######
Siapa Mereka?
Sekali lagi, berdasar survei CSIS, siapa sekitar 13 juta yang (akan) berlibur tersebut? Mereka, jelas WNI, namun warga negara model apa?
Sejak dimulainya Pilpres langsung, menurut saya, mereka 'minggat ke tempat lain (di Dalam dan Luar Negeri) telah terjadi. Tapi, pada Pilpres 2019 ini, banyak orang tidak menduga jumlahnya mencapai 13 juta orang.
Bisa jadi, belajar dari pengalaman 'ketakutan psikologis' di Pilkada DKI Jakarta, maka semakin banyak orang memilih berlibur daripada datang ke TPS. Pada waktu Pilkada DKI Jakarta, saya dengar langsung dari mereka ketika melakukan tatap muka di Jakarta Barat, Utara, dan Selatan. [Pilkada terburuk dan tak bermoral yang pernah terjadi Indonesis].
Ok lah. Lalu, siapa mereka? Secara geografis atau pun wilayah, tentu saja bukan melulu warga DKI Jakarta; pastinya dari berbagai daerah.
Selain itu, agaknya ke 13 juta orang pemilik suara yang (akan) berlibur tersebut datang dari kelas menengah ekonomi atau pun level di atasnya; namun bukan kelas menengah yang sekaligus aktivis politik.
Sebab, pada bidang politik, kelas menengah yang aktif di Parpol maupun tidak, nyaris mempunyai kesamaan yaitu kritis dan kritisi terhadap apa serta siapa pun. Hal tersebut, tidak lepas dari perilaku politik kelas menengah. Selain dominan jumlah, kelompok demografis ini memiliki kekhasan perangai yang membuat politik elektoral semarak, berisik, sekaligus menegangkan.
Jadinya, dari 13 juta orang yang (akan) berlibur pada Pilpres 17 April 202l19, tidak banyak dari kalangan menengah ekonomi dan politik.
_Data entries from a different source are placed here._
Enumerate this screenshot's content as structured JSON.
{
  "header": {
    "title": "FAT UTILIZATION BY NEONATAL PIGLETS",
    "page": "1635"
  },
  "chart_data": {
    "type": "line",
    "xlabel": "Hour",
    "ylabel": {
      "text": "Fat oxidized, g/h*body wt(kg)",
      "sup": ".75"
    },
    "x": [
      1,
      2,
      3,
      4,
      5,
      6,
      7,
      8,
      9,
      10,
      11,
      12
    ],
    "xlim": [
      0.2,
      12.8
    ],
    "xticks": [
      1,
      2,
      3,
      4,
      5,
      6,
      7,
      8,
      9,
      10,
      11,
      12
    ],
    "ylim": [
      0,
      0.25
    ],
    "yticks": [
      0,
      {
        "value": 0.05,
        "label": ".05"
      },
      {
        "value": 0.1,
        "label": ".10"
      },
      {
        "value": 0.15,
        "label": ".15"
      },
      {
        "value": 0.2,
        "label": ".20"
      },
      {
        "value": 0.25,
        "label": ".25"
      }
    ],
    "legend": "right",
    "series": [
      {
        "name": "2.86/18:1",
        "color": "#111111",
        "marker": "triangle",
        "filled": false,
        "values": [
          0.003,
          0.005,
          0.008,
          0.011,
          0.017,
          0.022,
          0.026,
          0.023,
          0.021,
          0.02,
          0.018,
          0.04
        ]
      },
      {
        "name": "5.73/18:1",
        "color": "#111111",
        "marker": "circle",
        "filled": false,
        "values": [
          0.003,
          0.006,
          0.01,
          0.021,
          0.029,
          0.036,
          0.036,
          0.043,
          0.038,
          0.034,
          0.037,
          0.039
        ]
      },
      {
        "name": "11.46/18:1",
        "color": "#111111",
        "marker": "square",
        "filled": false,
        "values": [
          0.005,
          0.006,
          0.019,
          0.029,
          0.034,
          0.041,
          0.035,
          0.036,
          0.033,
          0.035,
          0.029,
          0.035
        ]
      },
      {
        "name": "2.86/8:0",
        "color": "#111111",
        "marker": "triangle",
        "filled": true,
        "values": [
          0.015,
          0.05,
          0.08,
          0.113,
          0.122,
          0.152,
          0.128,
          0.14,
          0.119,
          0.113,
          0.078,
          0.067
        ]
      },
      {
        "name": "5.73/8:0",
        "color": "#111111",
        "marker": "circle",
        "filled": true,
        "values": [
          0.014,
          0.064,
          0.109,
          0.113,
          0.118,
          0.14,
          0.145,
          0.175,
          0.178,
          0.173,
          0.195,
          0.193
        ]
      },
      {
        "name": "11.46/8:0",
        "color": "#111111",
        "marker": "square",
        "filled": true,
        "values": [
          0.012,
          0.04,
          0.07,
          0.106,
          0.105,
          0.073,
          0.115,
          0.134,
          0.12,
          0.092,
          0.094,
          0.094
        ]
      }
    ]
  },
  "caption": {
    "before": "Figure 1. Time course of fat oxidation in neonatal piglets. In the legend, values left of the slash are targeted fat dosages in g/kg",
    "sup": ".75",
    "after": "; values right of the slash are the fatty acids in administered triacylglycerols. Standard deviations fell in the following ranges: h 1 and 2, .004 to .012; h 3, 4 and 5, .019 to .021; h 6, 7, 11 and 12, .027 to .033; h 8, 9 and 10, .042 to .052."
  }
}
Lalu, siapa mereka? Sulit menjawab dengan pasti. Namun, jika saya bandingkan dengan Pilkada DKI Jakarta, maka ada 'kesamaan' dengan ke 13 juta orang yang (akan) berlibur tersebut, yaitu mereka yang:
- berusia di atas 60 tahun
- memiliki ketakutan psikologis, takut jadi korban kerusuhan
- tidak mau dipaksa memilih calon tertentu, yang berbeda dengan pilihan hati
- menilai siapa pun Presiden RI, ia putera bangsa yang terbaik
- biarkan orang lain memilih, siapa pun dia, sebagai rakyat harus menerima
- sama sekali tida mau berurusan dengan politik, termasuk Pemilu dan Pilpres.
- dan, mungkin masih ada alasan lain.
Jika dengan alasan-alasan seperti itu, walau cuma 7% dari seluruh jumlah pemilih tetap pada Pileg dan Pilpres, sudah merupakan peringatan keras kepada institusi politik dan proses demokrasi di Indonesia; utamanya hal-hal yang berhubungan dengan Pilkada, Pileg, dan Pilpres.